Mense scolastiche dal 1° ottobre, ma non c’è ancora la ditta

27 Settembre 2018

ROSETO. Il Comune di Roseto ha dato mandato al dirigente di indire urgentemente un bando per affidare per i prossimi due anni (fino al 30 giugno 2020) il servizio mensa nelle scuole dell'infanzia,...

ROSETO. Il Comune di Roseto ha dato mandato al dirigente di indire urgentemente un bando per affidare per i prossimi due anni (fino al 30 giugno 2020) il servizio mensa nelle scuole dell'infanzia, che dovrebbe essere attivato a partire dal 1° ottobre. Ad oggi però non è ancora stata individuata una ditta a cui affidare l’incarico. Non potendo più attendere i tempi eccessivamente lunghi richiesti dalla stazione unica appaltante della Provincia per espletare le procedure di gara, l’ente comunale cercherà di selezionare al più presto una ditta specializzata attraverso richieste d’offerta sul mercato elettronico della pubblica amministrazione (Mepa).
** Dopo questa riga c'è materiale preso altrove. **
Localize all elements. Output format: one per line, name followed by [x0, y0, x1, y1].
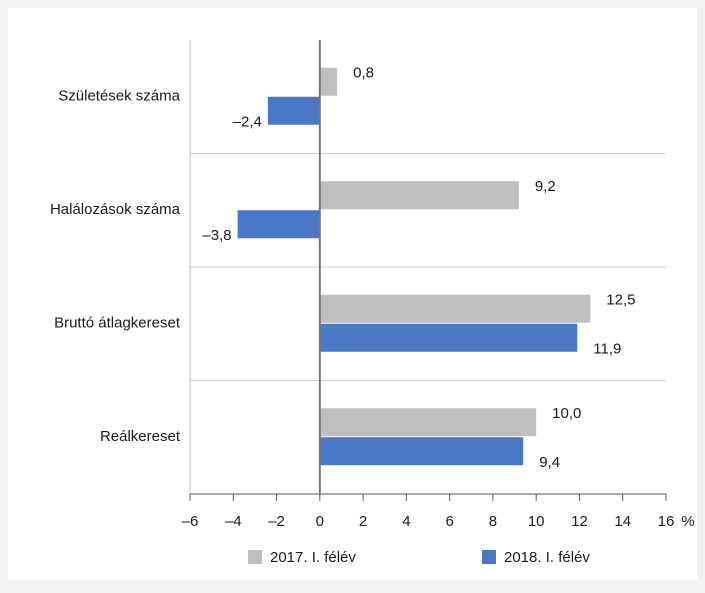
value-label: –2,4 — [233, 114, 262, 131]
legend-label: 2017. I. félév — [270, 549, 356, 566]
bar — [319, 437, 524, 466]
legend-swatch — [482, 550, 496, 564]
value-label: –3,8 — [202, 227, 231, 244]
category-label: Születések száma — [58, 88, 180, 105]
x-tick-label: 14 — [614, 513, 631, 530]
bar — [319, 408, 537, 437]
value-label: 9,2 — [535, 178, 556, 195]
legend-label: 2018. I. félév — [504, 549, 590, 566]
bar — [319, 294, 591, 323]
x-unit: % — [681, 513, 694, 530]
category-label: Bruttó átlagkereset — [54, 315, 181, 332]
panel — [8, 8, 697, 580]
bar — [319, 67, 338, 96]
x-tick-label: –2 — [268, 513, 285, 530]
x-tick-label: 2 — [359, 513, 367, 530]
x-tick-label: 4 — [402, 513, 410, 530]
category-label: Reálkereset — [100, 428, 181, 445]
x-tick-label: 12 — [571, 513, 588, 530]
bar — [319, 181, 519, 210]
value-label: 12,5 — [606, 292, 635, 309]
x-tick-label: 8 — [489, 513, 497, 530]
x-tick-label: –4 — [225, 513, 242, 530]
value-label: 11,9 — [593, 341, 621, 358]
x-tick-label: 0 — [316, 513, 324, 530]
legend-swatch — [248, 550, 262, 564]
x-tick-label: 6 — [445, 513, 453, 530]
bar — [237, 210, 320, 239]
bar — [319, 323, 578, 352]
category-label: Halálozások száma — [50, 201, 181, 218]
value-label: 10,0 — [552, 405, 581, 422]
x-tick-label: 16 — [658, 513, 675, 530]
bar — [267, 96, 320, 125]
value-label: 0,8 — [353, 65, 374, 82]
x-tick-label: 10 — [528, 513, 545, 530]
value-label: 9,4 — [539, 454, 560, 471]
x-tick-label: –6 — [182, 513, 199, 530]
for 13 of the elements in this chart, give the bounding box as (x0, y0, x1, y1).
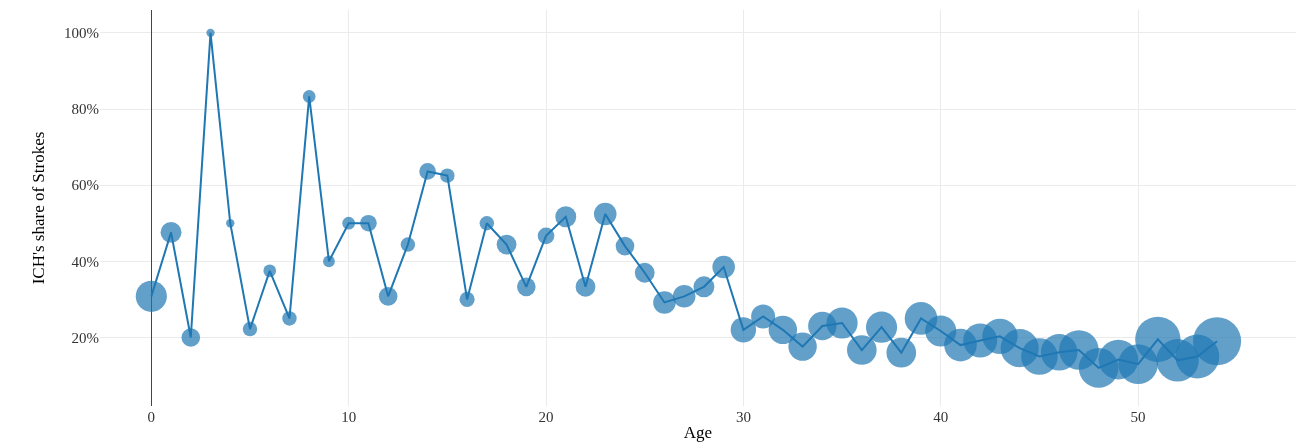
x-tick-label: 0 (147, 409, 156, 425)
y-tick-label: 60% (71, 177, 99, 194)
y-tick-label: 100% (64, 25, 99, 42)
y-tick-label: 20% (71, 329, 99, 346)
y-tick-label: 80% (71, 101, 99, 118)
x-tick-label: 20 (538, 409, 554, 425)
x-tick-label: 30 (735, 409, 751, 425)
x-tick-label: 40 (933, 409, 949, 425)
x-tick-label: 10 (341, 409, 357, 425)
y-tick-label: 40% (71, 253, 99, 270)
y-axis-title: ICH's share of Strokes (28, 131, 48, 285)
x-tick-label: 50 (1130, 409, 1146, 425)
x-axis-title: Age (683, 423, 713, 443)
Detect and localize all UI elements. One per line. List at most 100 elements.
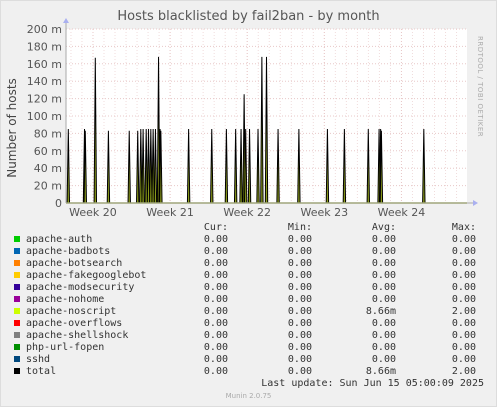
legend-series-name: apache-botsearch (26, 258, 123, 269)
legend-swatch (14, 260, 20, 266)
legend-swatch (14, 320, 20, 326)
legend-value-max: 0.00 (451, 270, 476, 281)
legend-value-max: 0.00 (451, 318, 476, 329)
legend-value-cur: 0.00 (203, 294, 228, 305)
data-spike (144, 129, 148, 204)
chart-title: Hosts blacklisted by fail2ban - by month (117, 9, 380, 24)
legend-series-name: apache-auth (26, 234, 93, 245)
legend-series-name: total (26, 366, 57, 377)
legend-row-php-url-fopen: php-url-fopen 0.00 0.00 0.00 0.00 (0, 342, 497, 354)
legend-value-max: 0.00 (451, 258, 476, 269)
legend-value-avg: 0.00 (371, 234, 396, 245)
legend-row-apache-modsecurity: apache-modsecurity 0.00 0.00 0.00 0.00 (0, 282, 497, 294)
x-tick-label: Week 23 (301, 206, 349, 219)
legend-row-apache-botsearch: apache-botsearch 0.00 0.00 0.00 0.00 (0, 258, 497, 270)
legend-swatch (14, 368, 20, 374)
x-tick-label: Week 21 (146, 206, 194, 219)
legend-value-cur: 0.00 (203, 330, 228, 341)
legend-row-apache-noscript: apache-noscript 0.00 0.00 8.66m 2.00 (0, 306, 497, 318)
legend-series-name: apache-nohome (26, 294, 105, 305)
data-spike (210, 129, 214, 204)
legend-value-min: 0.00 (287, 330, 312, 341)
x-axis-arrow (473, 200, 478, 206)
legend-swatch (14, 272, 20, 278)
legend-row-apache-auth: apache-auth 0.00 0.00 0.00 0.00 (0, 234, 497, 246)
data-spike (106, 130, 111, 204)
legend-header-min: Min: (287, 222, 312, 233)
x-tick-label: Week 24 (378, 206, 426, 219)
legend-value-cur: 0.00 (203, 246, 228, 257)
legend-value-max: 0.00 (451, 330, 476, 341)
legend-series-name: apache-modsecurity (26, 282, 135, 293)
munin-version-footer: Munin 2.0.75 (225, 392, 272, 400)
legend-series-name: php-url-fopen (26, 342, 105, 353)
y-tick-label: 160 m (27, 58, 62, 71)
legend-value-max: 0.00 (451, 354, 476, 365)
legend-value-min: 0.00 (287, 258, 312, 269)
legend-value-avg: 0.00 (371, 318, 396, 329)
legend-value-min: 0.00 (287, 246, 312, 257)
legend-value-min: 0.00 (287, 342, 312, 353)
data-spike (379, 130, 384, 204)
data-spike (243, 129, 248, 204)
legend-value-cur: 0.00 (203, 366, 228, 377)
legend-value-avg: 0.00 (371, 282, 396, 293)
y-tick-label: 120 m (27, 93, 62, 106)
legend-value-min: 0.00 (287, 306, 312, 317)
x-tick-label: Week 20 (69, 206, 117, 219)
legend-value-avg: 0.00 (371, 354, 396, 365)
legend-header-max: Max: (451, 222, 476, 233)
data-spike (256, 129, 260, 204)
legend-row-sshd: sshd 0.00 0.00 0.00 0.00 (0, 354, 497, 366)
legend-value-min: 0.00 (287, 318, 312, 329)
legend-row-apache-fakegooglebot: apache-fakegooglebot 0.00 0.00 0.00 0.00 (0, 270, 497, 282)
y-tick-label: 0 (55, 197, 62, 210)
legend-value-min: 0.00 (287, 270, 312, 281)
data-spike (149, 129, 153, 204)
legend-value-min: 0.00 (287, 366, 312, 377)
legend-value-cur: 0.00 (203, 354, 228, 365)
legend-value-cur: 0.00 (203, 306, 228, 317)
legend-swatch (14, 332, 20, 338)
legend-swatch (14, 308, 20, 314)
data-spike (366, 129, 370, 204)
chart-svg: 0 20 m 40 m 60 m 80 m 100 m 120 m 140 m 160 m 180… (27, 18, 478, 219)
legend-value-max: 2.00 (451, 306, 476, 317)
legend-series-name: sshd (26, 354, 51, 365)
legend-value-max: 0.00 (451, 246, 476, 257)
legend-value-max: 2.00 (451, 366, 476, 377)
data-spike (297, 129, 301, 204)
data-spike (422, 129, 426, 204)
legend-swatch (14, 248, 20, 254)
data-spike (224, 129, 229, 204)
legend-value-cur: 0.00 (203, 270, 228, 281)
data-spike (260, 56, 264, 204)
data-spike (186, 129, 191, 204)
y-tick-label: 140 m (27, 75, 62, 88)
data-spike (239, 129, 243, 204)
legend-value-avg: 0.00 (371, 330, 396, 341)
data-spike (247, 129, 252, 204)
data-spike (93, 57, 98, 204)
y-tick-label: 60 m (34, 145, 62, 158)
legend-value-cur: 0.00 (203, 318, 228, 329)
data-spike (146, 129, 151, 204)
legend-value-min: 0.00 (287, 234, 312, 245)
legend-swatch (14, 356, 20, 362)
legend-value-min: 0.00 (287, 354, 312, 365)
data-spike (151, 129, 155, 204)
legend-value-max: 0.00 (451, 234, 476, 245)
y-axis-arrow (63, 18, 69, 23)
legend-value-avg: 0.00 (371, 246, 396, 257)
legend-series-name: apache-shellshock (26, 330, 129, 341)
legend-swatch (14, 236, 20, 242)
legend-value-avg: 8.66m (365, 366, 396, 377)
legend-value-cur: 0.00 (203, 234, 228, 245)
legend-header-cur: Cur: (203, 222, 228, 233)
legend-value-cur: 0.00 (203, 282, 228, 293)
y-tick-label: 180 m (27, 40, 62, 53)
legend-value-max: 0.00 (451, 282, 476, 293)
legend-series-name: apache-noscript (26, 306, 117, 317)
y-tick-label: 200 m (27, 23, 62, 36)
legend-series-name: apache-badbots (26, 246, 111, 257)
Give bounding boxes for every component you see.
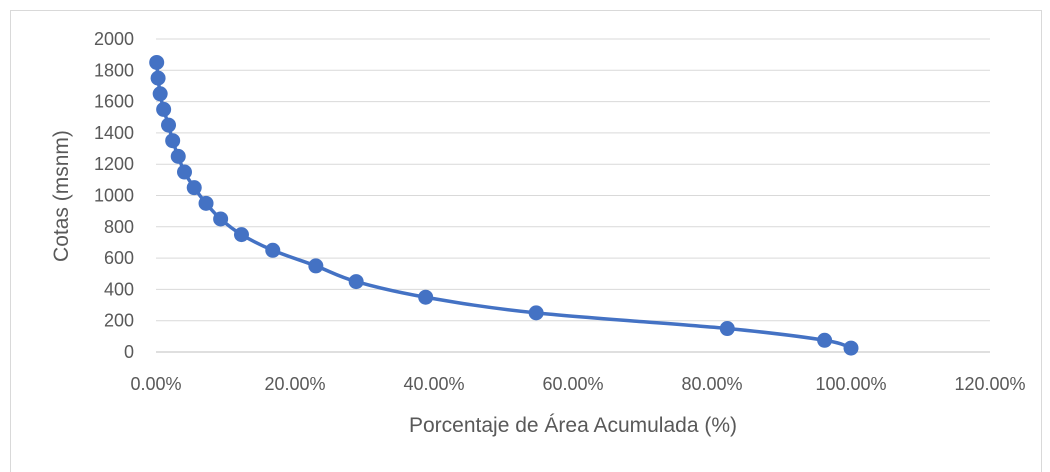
data-point (418, 289, 434, 305)
data-point (265, 242, 281, 258)
y-axis-title: Cotas (msnm) (50, 130, 73, 262)
y-tick-label: 1800 (94, 60, 134, 80)
y-tick-label: 0 (124, 342, 134, 362)
data-point (156, 101, 172, 117)
x-axis-title: Porcentaje de Área Acumulada (%) (409, 414, 737, 437)
x-tick-label: 20.00% (264, 374, 325, 394)
data-point (233, 227, 249, 243)
series-layer (149, 54, 859, 356)
y-tick-label: 1600 (94, 92, 134, 112)
data-point (161, 117, 177, 133)
axis-layer: 0 200 400 600 800 1000 1200 1400 1600 1800 2000 0.0… (94, 29, 1026, 394)
y-tick-label: 600 (104, 248, 134, 268)
data-point (719, 321, 735, 337)
grid-layer (156, 38, 990, 322)
y-tick-label: 1400 (94, 123, 134, 143)
data-point (149, 54, 165, 70)
data-point (348, 274, 364, 290)
data-point (152, 86, 168, 102)
series-line (154, 60, 853, 350)
data-point (198, 195, 214, 211)
y-tick-label: 1200 (94, 154, 134, 174)
x-tick-label: 60.00% (542, 374, 603, 394)
data-point (176, 164, 192, 180)
data-point (817, 332, 833, 348)
x-tick-label: 0.00% (130, 374, 181, 394)
y-tick-label: 200 (104, 311, 134, 331)
data-point (213, 211, 229, 227)
data-point (843, 340, 859, 356)
data-point (170, 148, 186, 164)
x-tick-label: 40.00% (403, 374, 464, 394)
data-point (308, 258, 324, 274)
y-tick-label: 800 (104, 217, 134, 237)
y-tick-label: 2000 (94, 29, 134, 49)
data-point (165, 133, 181, 149)
y-tick-label: 400 (104, 279, 134, 299)
data-point (186, 180, 202, 196)
x-tick-label: 80.00% (681, 374, 742, 394)
data-point (150, 70, 166, 86)
y-tick-label: 1000 (94, 186, 134, 206)
x-tick-label: 100.00% (815, 374, 886, 394)
chart-container (10, 10, 1042, 472)
x-tick-label: 120.00% (954, 374, 1025, 394)
data-point (528, 305, 544, 321)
Pur non disponendo di personale qualificato per la gestione della refezione scolastica, il Comune, come di consueto, si impegnerà per garantire il servizio agli alunni della scuola dell’infanzia, dell’asilo nido e per la ludoteca; nel primo caso provvederà autonomamente, mentre gli altri due saranno di competenza dell’Unione dei comuni “Le Terre del Sole”. Confermate le quattro tariffe dei buoni pasto in base alla fascia di reddito: 2,80 euro fino a 8mila euro, 3,30 fino a 16mila euro, 3,60 fino a 22mila euro e 3,90 oltre 22mila euro. L’amministrazione intende inoltre continuare a fornire il pasto anche ai 13 indigenti che necessitano di una mensa di solidarietà e a distribuire, su segnalazione dell’assistente sociale, 30 pasti giornalieri gratuiti nei dieci plessi comunali a bambini appartenenti a famiglie numerose (con almeno tre minori che fanno parte dello stesso nucleo). L’ente assegnerà a copertura del servizio per l’intero biennio circa 700mila euro, Iva compresa. La cifra è stata assegnata moltiplicando per ciascun anno il costo unitario a base d’asta (4,15 euro) con il numero dei pasti erogati (oltre 80 mila) nell’anno scolastico 2016-2017, preso come termine di riferimento. (p.s.)